Jacques Chirac a annoncé jeudi 4 janvier qu'il réunirait députés et sénateurs en Congrès à Versailles avant la fin de la session parlementaire, prévue fin février. Les parlementaires devront alors se prononcer sur trois textes modifiant la Constitution: la réforme du statut pénal du chef de l'Etat, le projet de loi portant sur le corps électoral de la Nouvelle-Calédonie et celui prévoyant d'inscrire l'abolition de la peine de mort dans la Constitution.
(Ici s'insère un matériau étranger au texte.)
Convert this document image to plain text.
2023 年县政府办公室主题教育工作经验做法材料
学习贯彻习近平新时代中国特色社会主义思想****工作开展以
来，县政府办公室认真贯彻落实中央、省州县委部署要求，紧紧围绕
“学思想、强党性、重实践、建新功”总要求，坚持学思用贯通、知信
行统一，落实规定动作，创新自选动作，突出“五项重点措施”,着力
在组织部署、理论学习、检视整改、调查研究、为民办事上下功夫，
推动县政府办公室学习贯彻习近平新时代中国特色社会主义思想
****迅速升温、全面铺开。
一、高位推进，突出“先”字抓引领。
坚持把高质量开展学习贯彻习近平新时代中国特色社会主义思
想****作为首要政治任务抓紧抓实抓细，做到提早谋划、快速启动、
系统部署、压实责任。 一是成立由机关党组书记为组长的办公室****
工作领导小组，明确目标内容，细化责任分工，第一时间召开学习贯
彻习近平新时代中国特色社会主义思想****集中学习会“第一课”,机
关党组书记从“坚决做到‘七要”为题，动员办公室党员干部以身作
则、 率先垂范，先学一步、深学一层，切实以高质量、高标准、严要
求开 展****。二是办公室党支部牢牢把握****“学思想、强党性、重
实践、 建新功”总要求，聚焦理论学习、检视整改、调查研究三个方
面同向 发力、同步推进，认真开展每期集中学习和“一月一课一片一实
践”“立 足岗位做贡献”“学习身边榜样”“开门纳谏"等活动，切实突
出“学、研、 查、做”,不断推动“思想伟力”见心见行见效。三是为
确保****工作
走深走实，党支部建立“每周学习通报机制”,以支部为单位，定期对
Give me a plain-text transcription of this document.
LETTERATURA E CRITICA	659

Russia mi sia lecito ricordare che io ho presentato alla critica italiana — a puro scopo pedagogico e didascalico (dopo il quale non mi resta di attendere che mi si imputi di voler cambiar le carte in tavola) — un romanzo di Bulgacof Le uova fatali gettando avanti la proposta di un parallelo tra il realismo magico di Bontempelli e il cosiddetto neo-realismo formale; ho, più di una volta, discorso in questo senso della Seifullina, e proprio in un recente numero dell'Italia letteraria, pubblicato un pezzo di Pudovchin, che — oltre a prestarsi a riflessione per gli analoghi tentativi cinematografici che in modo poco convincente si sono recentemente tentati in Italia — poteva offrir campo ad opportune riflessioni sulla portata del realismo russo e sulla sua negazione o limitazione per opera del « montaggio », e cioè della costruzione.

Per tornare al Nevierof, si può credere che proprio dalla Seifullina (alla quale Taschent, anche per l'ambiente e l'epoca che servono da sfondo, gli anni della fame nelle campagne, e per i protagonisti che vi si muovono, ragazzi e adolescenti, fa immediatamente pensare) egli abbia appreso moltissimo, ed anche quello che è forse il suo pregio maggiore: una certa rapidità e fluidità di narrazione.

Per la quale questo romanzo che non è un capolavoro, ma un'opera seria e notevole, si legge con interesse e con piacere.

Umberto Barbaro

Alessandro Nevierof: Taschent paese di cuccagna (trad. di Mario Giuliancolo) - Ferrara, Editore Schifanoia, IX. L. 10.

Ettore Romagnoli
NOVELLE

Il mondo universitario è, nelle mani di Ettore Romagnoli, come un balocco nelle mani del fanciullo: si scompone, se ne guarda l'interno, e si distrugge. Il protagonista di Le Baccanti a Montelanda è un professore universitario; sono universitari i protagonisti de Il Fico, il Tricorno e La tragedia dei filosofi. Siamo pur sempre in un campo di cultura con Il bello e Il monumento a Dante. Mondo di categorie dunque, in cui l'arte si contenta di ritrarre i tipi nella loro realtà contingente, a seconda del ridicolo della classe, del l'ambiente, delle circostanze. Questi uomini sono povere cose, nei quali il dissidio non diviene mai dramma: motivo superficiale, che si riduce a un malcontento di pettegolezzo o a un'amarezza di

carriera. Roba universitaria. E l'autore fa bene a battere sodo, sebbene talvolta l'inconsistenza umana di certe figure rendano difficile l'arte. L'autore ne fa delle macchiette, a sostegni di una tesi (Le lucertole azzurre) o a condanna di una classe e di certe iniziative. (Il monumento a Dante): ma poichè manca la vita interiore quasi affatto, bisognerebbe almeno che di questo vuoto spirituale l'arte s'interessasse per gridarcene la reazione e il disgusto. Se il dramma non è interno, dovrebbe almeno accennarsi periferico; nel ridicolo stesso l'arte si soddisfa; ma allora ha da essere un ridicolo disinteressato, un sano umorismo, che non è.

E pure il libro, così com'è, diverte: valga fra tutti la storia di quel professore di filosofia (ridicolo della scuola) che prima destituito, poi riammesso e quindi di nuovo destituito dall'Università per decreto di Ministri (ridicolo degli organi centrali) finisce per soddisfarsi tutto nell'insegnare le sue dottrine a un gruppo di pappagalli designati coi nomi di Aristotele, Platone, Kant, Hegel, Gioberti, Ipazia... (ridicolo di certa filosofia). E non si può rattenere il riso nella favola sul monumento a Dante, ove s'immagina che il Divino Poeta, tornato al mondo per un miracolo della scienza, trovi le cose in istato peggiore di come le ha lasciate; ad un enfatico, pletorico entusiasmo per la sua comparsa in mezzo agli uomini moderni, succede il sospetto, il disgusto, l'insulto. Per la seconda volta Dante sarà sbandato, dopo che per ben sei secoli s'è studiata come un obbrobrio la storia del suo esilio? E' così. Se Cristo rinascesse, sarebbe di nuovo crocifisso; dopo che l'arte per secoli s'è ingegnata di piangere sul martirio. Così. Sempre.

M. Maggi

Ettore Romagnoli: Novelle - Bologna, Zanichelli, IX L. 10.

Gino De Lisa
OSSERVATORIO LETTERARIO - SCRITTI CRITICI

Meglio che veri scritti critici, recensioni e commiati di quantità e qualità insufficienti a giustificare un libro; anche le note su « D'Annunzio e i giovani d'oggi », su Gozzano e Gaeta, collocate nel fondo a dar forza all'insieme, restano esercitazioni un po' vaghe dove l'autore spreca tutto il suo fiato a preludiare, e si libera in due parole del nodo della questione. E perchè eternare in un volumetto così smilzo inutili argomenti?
Le projet de réforme se propose de modifier l’article 67 et 68 de la Constitution en jouant clairement l’impossibilité pour le président de la République d’être poursuivi devant les juridictions pendant la durée de son mandat, les procédures pouvant être engagées ou reprises un mois après la fin des fonctions présidentielles. Ce qui signifie que l’actuel président pourrait ne pas échapper à une implication dans la procédure judiciaire dès l’été prochain, dans l’hypothèse où il ne se succéderait pas une nouvelle fois à lui-même. Ce qui semble probable. Et où le sujet ne ferait l’objet d’aucune tractation occulte avec le ou la futur(e) président(e), ce qui, je le crois vraiment, est déjà fait.
Mais le fin du fin consiste, je crois, en ce que la manœuvre, car il ne peut s'agir que d'une manœuvre, faudrait quand même pas croire qu'il est subitement devenu honnête, la manœuvre, donc, ce serait de déposer ce texte, de commencer à la faire discuter, et qu’il ne puisse pas être soumis à un congrès réuni à Versailles avant la fin de la législature, puisqu’il faut une révision constitutionnelle.
Quand à l'abolition de la peine de mort dans la constitution, il devrait également imposer que la peine de mort soit aussi supprimée de la Sharia dont il autorise l'enseignement dans les mosquées qu'il fait construire aux frais des contribuables.